Study: Current Trends and Prospects in the German Intercity Bus Market

Study: Current Trends and Prospects in the German Intercity Bus MarketThe German Federal Office for Goods Transport has conducted a survey, in which the young intercity bus sector in Germany has been analysed in great detail. The intercity bus industry in Germany was liberalised in early 2013 and has achieved remarkable successes since then. Roughly 240 bus routes and more than 7,000 departures per week are currently available to the German public – as well as – to foreign travellers. However, the study shows that the expansion of the national bus network is likely to reach its final stage within the next one or two years. Instead of opening new routes, the operators of intercity buses are already focusing on the introduction of nighttime and express connections on existing routes. Moreover, cross-border connections become increasingly attractive, prompting bus companies to launch more and more links with international metropolises such as Amsterdam, Budapest or Prague. Especially the recently merged intercity bus companies, MeinFernbus and FlixBus, are working towards the establishment of a joint European bus network.

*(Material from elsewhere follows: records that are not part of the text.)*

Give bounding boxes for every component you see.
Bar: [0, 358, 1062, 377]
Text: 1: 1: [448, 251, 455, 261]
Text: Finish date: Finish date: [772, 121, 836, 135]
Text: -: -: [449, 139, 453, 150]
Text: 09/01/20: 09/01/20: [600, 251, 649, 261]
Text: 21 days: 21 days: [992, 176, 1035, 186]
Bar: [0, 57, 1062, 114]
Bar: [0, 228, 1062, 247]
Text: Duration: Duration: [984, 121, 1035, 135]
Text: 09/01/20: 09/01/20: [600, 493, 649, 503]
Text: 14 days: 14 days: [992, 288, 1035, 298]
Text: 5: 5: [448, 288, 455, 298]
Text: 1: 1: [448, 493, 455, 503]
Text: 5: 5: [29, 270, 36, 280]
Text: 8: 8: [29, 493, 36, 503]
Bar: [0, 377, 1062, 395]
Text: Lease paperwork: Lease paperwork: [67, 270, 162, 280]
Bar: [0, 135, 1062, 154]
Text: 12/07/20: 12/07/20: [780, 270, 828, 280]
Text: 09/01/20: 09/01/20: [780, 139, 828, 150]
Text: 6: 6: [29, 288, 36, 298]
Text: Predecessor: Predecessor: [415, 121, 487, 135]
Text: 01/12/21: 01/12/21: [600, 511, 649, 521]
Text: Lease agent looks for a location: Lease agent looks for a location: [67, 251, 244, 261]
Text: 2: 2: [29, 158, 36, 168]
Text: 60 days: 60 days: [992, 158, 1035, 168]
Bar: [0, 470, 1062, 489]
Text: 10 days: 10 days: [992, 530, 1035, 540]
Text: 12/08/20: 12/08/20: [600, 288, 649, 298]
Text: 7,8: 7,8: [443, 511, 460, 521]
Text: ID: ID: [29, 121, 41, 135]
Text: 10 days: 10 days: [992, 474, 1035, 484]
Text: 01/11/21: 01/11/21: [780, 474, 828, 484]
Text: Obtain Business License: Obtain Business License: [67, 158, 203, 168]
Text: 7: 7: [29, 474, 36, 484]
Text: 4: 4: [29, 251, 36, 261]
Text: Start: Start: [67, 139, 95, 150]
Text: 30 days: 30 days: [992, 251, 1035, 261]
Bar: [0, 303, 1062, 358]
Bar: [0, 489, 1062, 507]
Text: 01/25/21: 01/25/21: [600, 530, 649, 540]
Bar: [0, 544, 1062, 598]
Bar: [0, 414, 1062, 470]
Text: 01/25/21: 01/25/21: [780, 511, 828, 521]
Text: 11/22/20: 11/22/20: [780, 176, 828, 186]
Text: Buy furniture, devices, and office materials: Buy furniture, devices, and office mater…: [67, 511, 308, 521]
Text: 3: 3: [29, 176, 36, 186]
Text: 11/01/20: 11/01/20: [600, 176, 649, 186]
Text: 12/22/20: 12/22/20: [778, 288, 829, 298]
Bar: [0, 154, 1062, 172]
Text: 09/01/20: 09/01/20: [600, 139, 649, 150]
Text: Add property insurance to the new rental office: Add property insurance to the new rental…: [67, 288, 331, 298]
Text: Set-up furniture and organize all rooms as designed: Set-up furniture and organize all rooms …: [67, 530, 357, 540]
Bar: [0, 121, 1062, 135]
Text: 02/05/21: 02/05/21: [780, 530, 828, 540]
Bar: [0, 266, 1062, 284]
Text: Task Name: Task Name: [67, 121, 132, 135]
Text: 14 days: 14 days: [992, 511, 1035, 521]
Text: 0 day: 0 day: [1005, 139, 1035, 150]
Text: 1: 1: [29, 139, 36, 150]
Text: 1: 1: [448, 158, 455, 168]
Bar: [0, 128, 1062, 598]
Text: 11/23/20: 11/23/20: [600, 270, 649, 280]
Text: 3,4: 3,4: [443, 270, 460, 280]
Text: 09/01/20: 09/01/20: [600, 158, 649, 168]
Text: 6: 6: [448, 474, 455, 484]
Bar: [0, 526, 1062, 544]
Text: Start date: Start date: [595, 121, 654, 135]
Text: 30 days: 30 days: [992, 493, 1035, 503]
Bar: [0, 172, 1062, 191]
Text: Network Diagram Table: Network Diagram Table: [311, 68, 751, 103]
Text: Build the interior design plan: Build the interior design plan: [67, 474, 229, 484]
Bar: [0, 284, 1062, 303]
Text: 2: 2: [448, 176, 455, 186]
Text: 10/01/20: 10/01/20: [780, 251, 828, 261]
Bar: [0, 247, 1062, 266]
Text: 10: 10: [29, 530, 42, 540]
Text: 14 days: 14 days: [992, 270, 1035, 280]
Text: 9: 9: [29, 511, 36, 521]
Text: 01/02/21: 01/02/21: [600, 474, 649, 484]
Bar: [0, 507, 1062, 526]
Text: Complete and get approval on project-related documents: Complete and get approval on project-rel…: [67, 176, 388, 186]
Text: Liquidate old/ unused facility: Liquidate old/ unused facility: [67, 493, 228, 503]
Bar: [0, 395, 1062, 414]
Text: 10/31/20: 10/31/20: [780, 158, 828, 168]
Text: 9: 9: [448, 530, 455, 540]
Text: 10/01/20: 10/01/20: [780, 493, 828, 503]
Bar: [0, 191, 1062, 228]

A central aspect of the study was to sketch a picture of the typical intercity bus passenger, who is generally under 35 years-old and appreciates low fares. The study also revealed that in most cases this passenger is female and travels alone. Apart from being popular with students – one of the major target groups of intercity bus companies – the new German travelling alternative also appeals to senior citizens. However, not every bus company is equally popular with elderly passengers. For instance, it can be monitored that the startup company MeinFernbus registers only 5 percent of passengers over the age of 65, while the ADAC Postbus records 18 percent of senior customers, i.e. more than three times more. This observation can be assigned to the ADAC Postbus’ high profile amongst the elderly, as the bus company is operated by two of Germany’s most traditional branded companies, the automobile club, named ADAC and the national mail service, called Deutsche Post. A survey conducted by MeinFernbus sheds light on the most common reasons for journeys on intercity buses: About 63 percent of passengers use the intercity bus for family visits. 23 percent choose other regions of touristic interest, such as the German Baltic coast, as their destination. Only 7 percent each consists of commuters and business passengers. If it comes to choosing between the services of several different bus companies, customers are most likely to go for the cheapest ticket. Only rarely passengers exhibit signs of brand loyalty, which makes them choose the same intercity bus company for every journey.

Since its establishment two years ago, the German intercity bus market has been dominated by a severe competitive struggle between the individual bus operators, which was mainly focused on cheap pricing. For the last months, however, signs of a first period of consolidation have been noticeable: In November 2014 the bus company city2city, a subsidiary of the UK’s National Express, declared its withdrawal from the German intercity bus market. In order not to suffer the same fate and instead to operate in the black, numerous German intercity bus companies are currently attempting to optimise their business strategies. Whereas MeinFernbus and FlixBus decided to merge in early 2015 aiming at a joint international expansion, the IC Bus, which is being operated by the German national rail service Deutsche Bahn, focuses on less bus routes with more frequent departures. The overall objective is to enhance the percentage of seats sold per bus – that is why German bus companies are adapting to current demand: In general, they offer less departures on weekdays and more on weekends. This, however, results in a massive problem for the young German intercity bus sector. The bus stops throughout the country lack the space necessary for the buses as well as the level of comfort, which passengers wish for. Further obstacles to a successful and quick development of Germany’s intercity bus industry are considered to be the shortage of qualified personnel and the state’s requirements regarding accessibility for handicapped passengers. Despite all these impediments, the German intercity bus industry is well on its’ way and satisfies a demand for cheap national and international journeys. This is mirrored in the ongoing success of startups such as MeinFernbus or FlixBus as well as traditional enterprises such as the Deutsche Bahn’s IC Bus and ADAC Postbus.